The success of any relationship, be it personal or professional, depends heavily on the shared expectations of the people involved. Relationships get strained when there is a divergence in expectations out of the gate or even over time so this is not something to be established once and never revisited.
I have learned this lesson repeatedly both in personal and professional settings over time. This is as mundane as what a group of friends expects out of an evening out – low key dinner vs. loud bar setting or situations where the stakes are much higher like raising capital for your business from outside investors.
There is a New York Times article “More Start-Ups Have an Unfamiliar Message for Venture Capitalists: Get Lost” making the rounds that has caused quite a bit of conversation about venture capital, who it is right for, and that it is but one mechanism to fund the growth of a business.
Any capital you receive that is not yours comes with expectations. This could be in the form of a financial return and/or some say over the decisions you make. Venture capital has very high expectations or as Josh Kopelman of First Round Capital shared via Twitter “VCs sell jet fuel…”
I have the privilege of interacting with many entrepreneurs these days and do my best to demystify the venture funding process, what to expect, and how decisions are made.

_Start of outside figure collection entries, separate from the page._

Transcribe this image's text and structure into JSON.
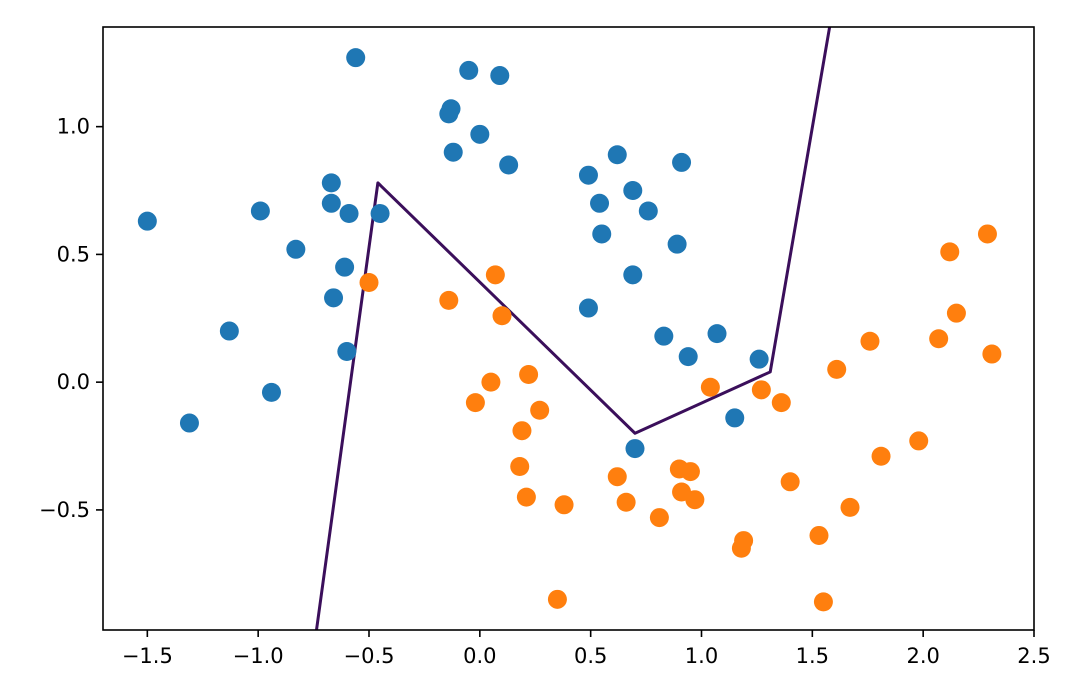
{
  "chart_data": {
    "type": "scatter",
    "title": "",
    "xlabel": "",
    "ylabel": "",
    "xlim": [
      -1.7,
      2.5
    ],
    "ylim": [
      -0.97,
      1.39
    ],
    "grid": false,
    "legend": "none",
    "x_ticks": [
      -1.5,
      -1.0,
      -0.5,
      0.0,
      0.5,
      1.0,
      1.5,
      2.0,
      2.5
    ],
    "x_tick_labels": [
      "−1.5",
      "−1.0",
      "−0.5",
      "0.0",
      "0.5",
      "1.0",
      "1.5",
      "2.0",
      "2.5"
    ],
    "y_ticks": [
      -0.5,
      0.0,
      0.5,
      1.0
    ],
    "y_tick_labels": [
      "−0.5",
      "0.0",
      "0.5",
      "1.0"
    ],
    "series": [
      {
        "color": "#1f77b4",
        "points": [
          [
            -1.5,
            0.63
          ],
          [
            -1.31,
            -0.16
          ],
          [
            -1.13,
            0.2
          ],
          [
            -0.99,
            0.67
          ],
          [
            -0.94,
            -0.04
          ],
          [
            -0.83,
            0.52
          ],
          [
            -0.67,
            0.78
          ],
          [
            -0.67,
            0.7
          ],
          [
            -0.66,
            0.33
          ],
          [
            -0.61,
            0.45
          ],
          [
            -0.6,
            0.12
          ],
          [
            -0.59,
            0.66
          ],
          [
            -0.56,
            1.27
          ],
          [
            -0.45,
            0.66
          ],
          [
            -0.14,
            1.05
          ],
          [
            -0.13,
            1.07
          ],
          [
            -0.12,
            0.9
          ],
          [
            -0.05,
            1.22
          ],
          [
            0.0,
            0.97
          ],
          [
            0.09,
            1.2
          ],
          [
            0.13,
            0.85
          ],
          [
            0.49,
            0.81
          ],
          [
            0.49,
            0.29
          ],
          [
            0.54,
            0.7
          ],
          [
            0.55,
            0.58
          ],
          [
            0.62,
            0.89
          ],
          [
            0.69,
            0.75
          ],
          [
            0.69,
            0.42
          ],
          [
            0.7,
            -0.26
          ],
          [
            0.76,
            0.67
          ],
          [
            0.83,
            0.18
          ],
          [
            0.89,
            0.54
          ],
          [
            0.91,
            0.86
          ],
          [
            0.94,
            0.1
          ],
          [
            1.07,
            0.19
          ],
          [
            1.15,
            -0.14
          ],
          [
            1.26,
            0.09
          ]
        ]
      },
      {
        "color": "#ff7f0e",
        "points": [
          [
            -0.5,
            0.39
          ],
          [
            -0.14,
            0.32
          ],
          [
            -0.02,
            -0.08
          ],
          [
            0.05,
            0.0
          ],
          [
            0.07,
            0.42
          ],
          [
            0.1,
            0.26
          ],
          [
            0.18,
            -0.33
          ],
          [
            0.19,
            -0.19
          ],
          [
            0.21,
            -0.45
          ],
          [
            0.22,
            0.03
          ],
          [
            0.27,
            -0.11
          ],
          [
            0.35,
            -0.85
          ],
          [
            0.38,
            -0.48
          ],
          [
            0.62,
            -0.37
          ],
          [
            0.66,
            -0.47
          ],
          [
            0.81,
            -0.53
          ],
          [
            0.9,
            -0.34
          ],
          [
            0.91,
            -0.43
          ],
          [
            0.95,
            -0.35
          ],
          [
            0.97,
            -0.46
          ],
          [
            1.04,
            -0.02
          ],
          [
            1.18,
            -0.65
          ],
          [
            1.19,
            -0.62
          ],
          [
            1.27,
            -0.03
          ],
          [
            1.36,
            -0.08
          ],
          [
            1.4,
            -0.39
          ],
          [
            1.53,
            -0.6
          ],
          [
            1.55,
            -0.86
          ],
          [
            1.61,
            0.05
          ],
          [
            1.67,
            -0.49
          ],
          [
            1.76,
            0.16
          ],
          [
            1.81,
            -0.29
          ],
          [
            1.98,
            -0.23
          ],
          [
            2.07,
            0.17
          ],
          [
            2.12,
            0.51
          ],
          [
            2.15,
            0.27
          ],
          [
            2.29,
            0.58
          ],
          [
            2.31,
            0.11
          ]
        ]
      }
    ],
    "boundary": {
      "color": "#3b0f5b",
      "points": [
        [
          -0.74,
          -0.99
        ],
        [
          -0.46,
          0.78
        ],
        [
          0.7,
          -0.2
        ],
        [
          1.31,
          0.04
        ],
        [
          1.58,
          1.4
        ]
      ]
    }
  }
}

I am fond of saying “you have a business if you can sell it for more than it costs you to make it.” If you’ve nailed that, you are a business and no one is questioning that.

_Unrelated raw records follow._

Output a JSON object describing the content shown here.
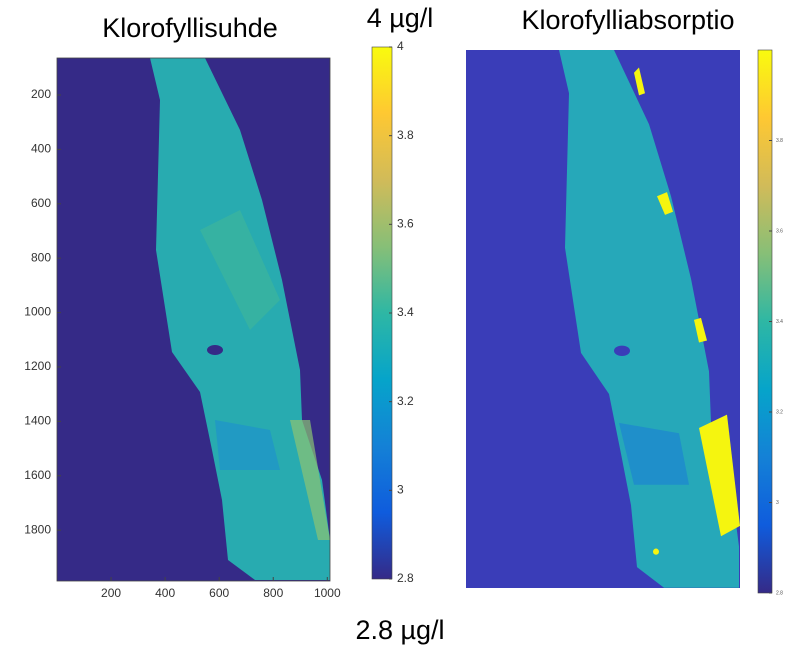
{
  "chart_data": [
    {
      "type": "heatmap",
      "title": "Klorofyllisuhde",
      "xlim": [
        0,
        1010
      ],
      "ylim": [
        1987,
        64
      ],
      "xticks": [
        200,
        400,
        600,
        800,
        1000
      ],
      "yticks": [
        200,
        400,
        600,
        800,
        1000,
        1200,
        1400,
        1600,
        1800
      ],
      "clim": [
        2.8,
        4
      ],
      "cticks": [
        2.8,
        3,
        3.2,
        3.4,
        3.6,
        3.8,
        4
      ],
      "colormap": [
        "#352a87",
        "#0f5cdd",
        "#1481d6",
        "#06a4ca",
        "#2eb7a4",
        "#87bf77",
        "#d1bb59",
        "#fec832",
        "#f9fb0e"
      ],
      "annotations": [
        "4 µg/l",
        "2.8 µg/l"
      ]
    },
    {
      "type": "heatmap",
      "title": "Klorofylliabsorptio",
      "clim": [
        2.8,
        4
      ],
      "cticks": [
        2.8,
        3,
        3.2,
        3.4,
        3.6,
        3.8
      ],
      "colormap": [
        "#352a87",
        "#0f5cdd",
        "#1481d6",
        "#06a4ca",
        "#2eb7a4",
        "#87bf77",
        "#d1bb59",
        "#fec832",
        "#f9fb0e"
      ]
    }
  ]
}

The thing that gets lost often is that an external source of capital like a venture capital firm is working to build the investment case around your business. Smaller funds like ours have a lower hurdle rate because the size of the fund is small and return expectations are not to “return the fund” with just one investment. That means I would only invest in you if I think I can get $3 million in distribution (total size of our current fund) from that investment. If you are talking to a $100 million dollar venture capital fund, that is your hurdle to build the investment case around.

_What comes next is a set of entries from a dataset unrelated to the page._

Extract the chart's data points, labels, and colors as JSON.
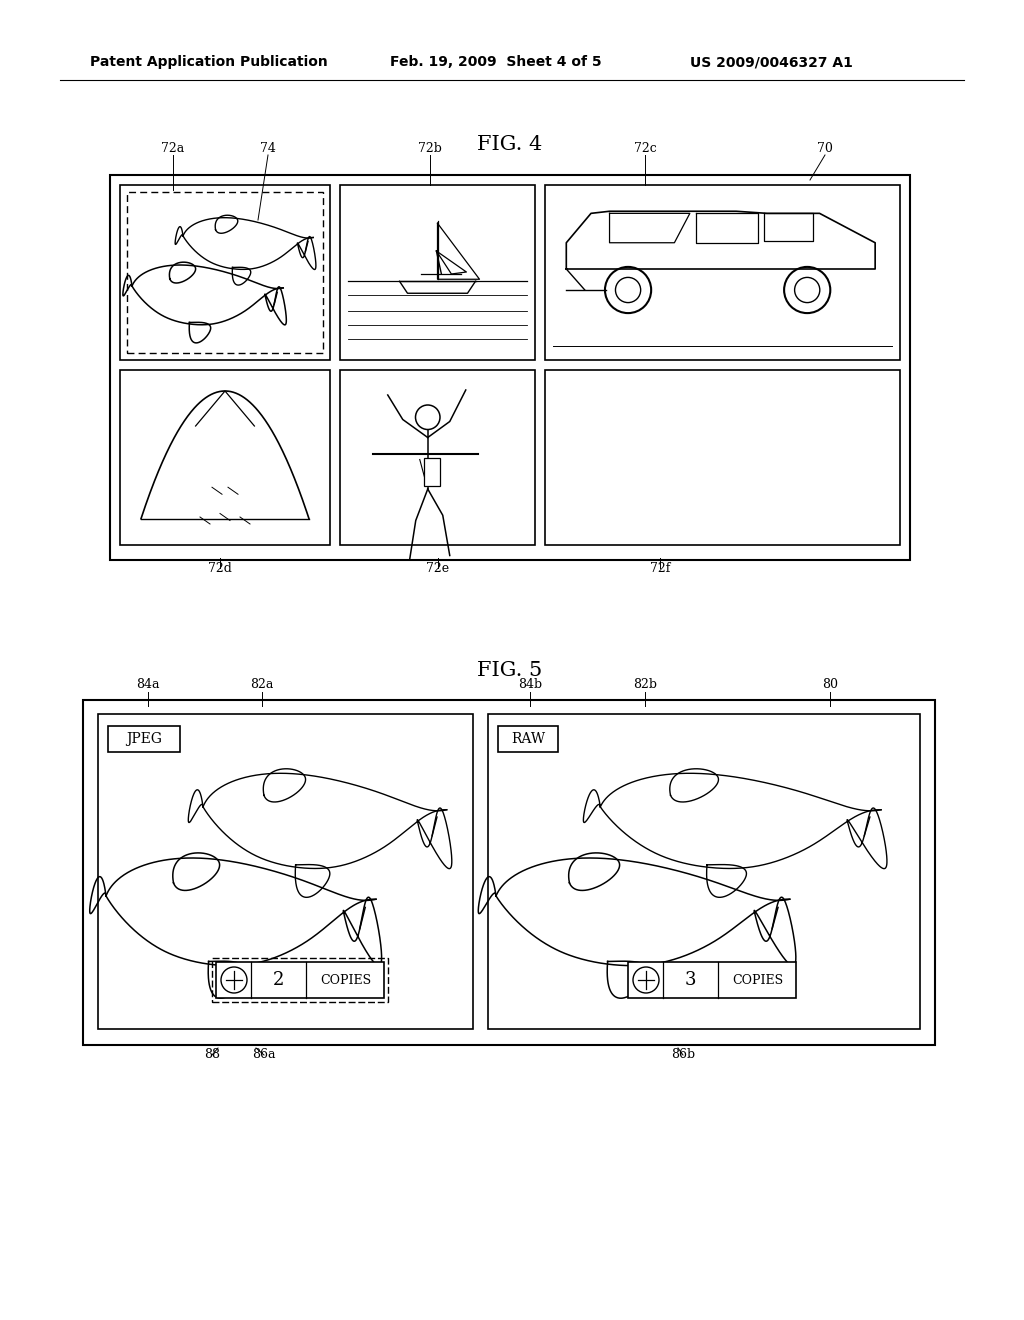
{
  "bg_color": "#ffffff",
  "header_left": "Patent Application Publication",
  "header_mid": "Feb. 19, 2009  Sheet 4 of 5",
  "header_right": "US 2009/0046327 A1",
  "fig4_title": "FIG. 4",
  "fig5_title": "FIG. 5"
}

The other dimension of taking on venture capital is that there is an expectation that you will (most likely) sell your business within a 10 year time horizon at that significant return. Don’t want to think about selling the business you started and love? Don’t take venture funding. Period.
When you raise money, you sell part of your business to someone else and surrender rights in that process – information rights, decision rights, rights about future opportunities, an obligation to provide frequent reports and updates. So often in the urgency to get capital to fund the business, those considerations are lost while setting the foundation of the expectations of the relationship.
Focus on shared expectations as you create new personal or professional relationships and take inventory of your current ones, especially those that are strained, and have an open and direct conversation to level set the expectations going forward.